Экран с дополнительными командами их подскажет. Также стоит отметить, что TestDisk 7.0 выделяет следующий логический шаг, но практически всегда правильно читать, что написано на экране, так как инструмент не умеет читать мысли. В любом случае, если TestDisk просто позволения создать log file, соглашайтесь — это полезно.

Шаг 4

Теперь, в данный момент, если вам повезет, вы должны увидеть свой диск. Можете переходить к последним шагам. Но давайте представим, что диска нет, скажем, у вас мультизагрузка. В таком случае права доступа могут съехать, и TestDisk потребует разрешение на открытие. Вы увидите нечто подобное:

Выберите “sudo” и введите пароль. Нажмите “enter” и “enter” снова на следующем экране для того, чтобы создать log file.

Шаг 5

В этот раз TestDisk отобразит все диски. С помощью стрелочек выберите нужный диск и нажмите “enter”:

Шаг 6

TestDisk снова выбрал верный вариант. Логично, так как простое устройство для хранения данных редко бывает разбитым. Снова жмем “enter”:

Шаг 7

А вот теперь пора подумать. Если вы прочли первый экран (а я в этом не уверен), то наверняка поняли, что это не просто программа для восстановления удаленных файлов. Это мощная дисковая утилита. Но, если мы помним, чего делаем, то выбор не составит труда: мы не пытаемся починить диск, мы пытаемся его восстановить. Выбираем “Advanced” и жмем “enetr”:

Шаг 8

Снизу страницы находим “Undelete” и готовимся увидеть привидение!

Шаг 9

TestDisk начнет искать файлы и сгенерирует список удаленных файлов, выделенных красным. Стрелкой спускаемся к нему и внимательно изучаем варианты внизу страницы.

Шаг 10

И снова, не забываем, что TestDisk многофункциональное средство. Большинство вариантов отвечает за работу с группами файлов. Нам же просто надо их вернуть! Жмем “c”.

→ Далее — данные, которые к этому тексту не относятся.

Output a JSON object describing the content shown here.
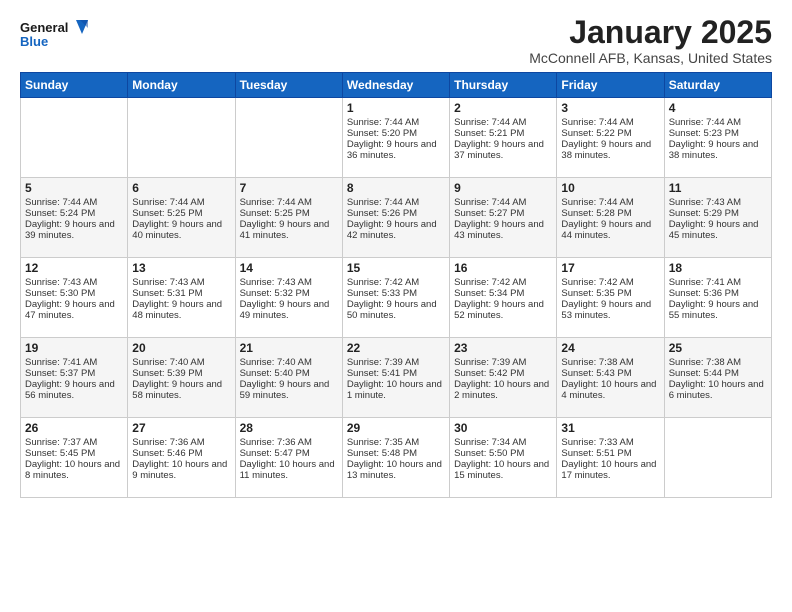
{
  "header": {
    "logo_line1": "General",
    "logo_line2": "Blue",
    "month": "January 2025",
    "location": "McConnell AFB, Kansas, United States"
  },
  "weekdays": [
    "Sunday",
    "Monday",
    "Tuesday",
    "Wednesday",
    "Thursday",
    "Friday",
    "Saturday"
  ],
  "weeks": [
    [
      {
        "day": "",
        "content": ""
      },
      {
        "day": "",
        "content": ""
      },
      {
        "day": "",
        "content": ""
      },
      {
        "day": "1",
        "content": "Sunrise: 7:44 AM\nSunset: 5:20 PM\nDaylight: 9 hours and 36 minutes."
      },
      {
        "day": "2",
        "content": "Sunrise: 7:44 AM\nSunset: 5:21 PM\nDaylight: 9 hours and 37 minutes."
      },
      {
        "day": "3",
        "content": "Sunrise: 7:44 AM\nSunset: 5:22 PM\nDaylight: 9 hours and 38 minutes."
      },
      {
        "day": "4",
        "content": "Sunrise: 7:44 AM\nSunset: 5:23 PM\nDaylight: 9 hours and 38 minutes."
      }
    ],
    [
      {
        "day": "5",
        "content": "Sunrise: 7:44 AM\nSunset: 5:24 PM\nDaylight: 9 hours and 39 minutes."
      },
      {
        "day": "6",
        "content": "Sunrise: 7:44 AM\nSunset: 5:25 PM\nDaylight: 9 hours and 40 minutes."
      },
      {
        "day": "7",
        "content": "Sunrise: 7:44 AM\nSunset: 5:25 PM\nDaylight: 9 hours and 41 minutes."
      },
      {
        "day": "8",
        "content": "Sunrise: 7:44 AM\nSunset: 5:26 PM\nDaylight: 9 hours and 42 minutes."
      },
      {
        "day": "9",
        "content": "Sunrise: 7:44 AM\nSunset: 5:27 PM\nDaylight: 9 hours and 43 minutes."
      },
      {
        "day": "10",
        "content": "Sunrise: 7:44 AM\nSunset: 5:28 PM\nDaylight: 9 hours and 44 minutes."
      },
      {
        "day": "11",
        "content": "Sunrise: 7:43 AM\nSunset: 5:29 PM\nDaylight: 9 hours and 45 minutes."
      }
    ],
    [
      {
        "day": "12",
        "content": "Sunrise: 7:43 AM\nSunset: 5:30 PM\nDaylight: 9 hours and 47 minutes."
      },
      {
        "day": "13",
        "content": "Sunrise: 7:43 AM\nSunset: 5:31 PM\nDaylight: 9 hours and 48 minutes."
      },
      {
        "day": "14",
        "content": "Sunrise: 7:43 AM\nSunset: 5:32 PM\nDaylight: 9 hours and 49 minutes."
      },
      {
        "day": "15",
        "content": "Sunrise: 7:42 AM\nSunset: 5:33 PM\nDaylight: 9 hours and 50 minutes."
      },
      {
        "day": "16",
        "content": "Sunrise: 7:42 AM\nSunset: 5:34 PM\nDaylight: 9 hours and 52 minutes."
      },
      {
        "day": "17",
        "content": "Sunrise: 7:42 AM\nSunset: 5:35 PM\nDaylight: 9 hours and 53 minutes."
      },
      {
        "day": "18",
        "content": "Sunrise: 7:41 AM\nSunset: 5:36 PM\nDaylight: 9 hours and 55 minutes."
      }
    ],
    [
      {
        "day": "19",
        "content": "Sunrise: 7:41 AM\nSunset: 5:37 PM\nDaylight: 9 hours and 56 minutes."
      },
      {
        "day": "20",
        "content": "Sunrise: 7:40 AM\nSunset: 5:39 PM\nDaylight: 9 hours and 58 minutes."
      },
      {
        "day": "21",
        "content": "Sunrise: 7:40 AM\nSunset: 5:40 PM\nDaylight: 9 hours and 59 minutes."
      },
      {
        "day": "22",
        "content": "Sunrise: 7:39 AM\nSunset: 5:41 PM\nDaylight: 10 hours and 1 minute."
      },
      {
        "day": "23",
        "content": "Sunrise: 7:39 AM\nSunset: 5:42 PM\nDaylight: 10 hours and 2 minutes."
      },
      {
        "day": "24",
        "content": "Sunrise: 7:38 AM\nSunset: 5:43 PM\nDaylight: 10 hours and 4 minutes."
      },
      {
        "day": "25",
        "content": "Sunrise: 7:38 AM\nSunset: 5:44 PM\nDaylight: 10 hours and 6 minutes."
      }
    ],
    [
      {
        "day": "26",
        "content": "Sunrise: 7:37 AM\nSunset: 5:45 PM\nDaylight: 10 hours and 8 minutes."
      },
      {
        "day": "27",
        "content": "Sunrise: 7:36 AM\nSunset: 5:46 PM\nDaylight: 10 hours and 9 minutes."
      },
      {
        "day": "28",
        "content": "Sunrise: 7:36 AM\nSunset: 5:47 PM\nDaylight: 10 hours and 11 minutes."
      },
      {
        "day": "29",
        "content": "Sunrise: 7:35 AM\nSunset: 5:48 PM\nDaylight: 10 hours and 13 minutes."
      },
      {
        "day": "30",
        "content": "Sunrise: 7:34 AM\nSunset: 5:50 PM\nDaylight: 10 hours and 15 minutes."
      },
      {
        "day": "31",
        "content": "Sunrise: 7:33 AM\nSunset: 5:51 PM\nDaylight: 10 hours and 17 minutes."
      },
      {
        "day": "",
        "content": ""
      }
    ]
  ]
}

Счет 1-0 в нашу пользу. После нажатия на “c” появились варианты мест для сохранения. По дефолту файлы сохранятся в домашнюю директорию. По сути, это опять отличный вариант, так как навигация в TestDisk местами замороченная.

Пара советов по восстановлению файлов с помощью TestDisk

Во-первых, если вы не понимаете где оказались, для возврата жмите на “q”. Так вы не закроете программу и не потеряете прогресс. “q” ведет себя как кнопка “назад” в классических приложениях с графическим интерфейсом — будете постоянно жать “q”, в какой-то момент окажетесь на стартовом экране.

Во-вторых, чем меньше отвлекающих моментов, тем проще найти то, что ищешь. Иными словами, отключите все не нужные в процессе восстановления хранилища. В минималистичных окружениях простота — друг.

Наконец, TestDisk может помочь восстановить файлы, которые стали недоступны по другим причинам. На самом деле я стал пользоваться ей именно из-за этого. Я пытался сохранить файлы с испорченного диска, отказывающегося запускаться.

Что если диск отформатирован в LVM? Это мой случай. Подключенный LVM диск совсем не похож на обычную Linux ОП. Обычные файлы не появляются, а что-то вычленить не выходит. Это, на ряду с иными причинами, происходит из-за того что большинство файловых менеджеров Linux больше не умеют работать с файловыми системами ext.2

Так или иначе, после печального начала, у меня получилось найти и восстановить утраченные файлы. Отмечу, что в вышеописанном случае шаги будут немного другими. Вам возможно понадобиться использовать функцию “Analyze”. Она приведет диск к нужному состоянию и вам останется только потыкаться в поисках домашней директории. А еще файлы не будут отмеченными красным, ведь их не удаляли. Как только вы их найдете процедура копирования будет такой же.

С TestDisk и небольшой долей удачи вы никогда не потеряете свое резюме, так как всегда сможете восстановить удаленные файлы в Linux.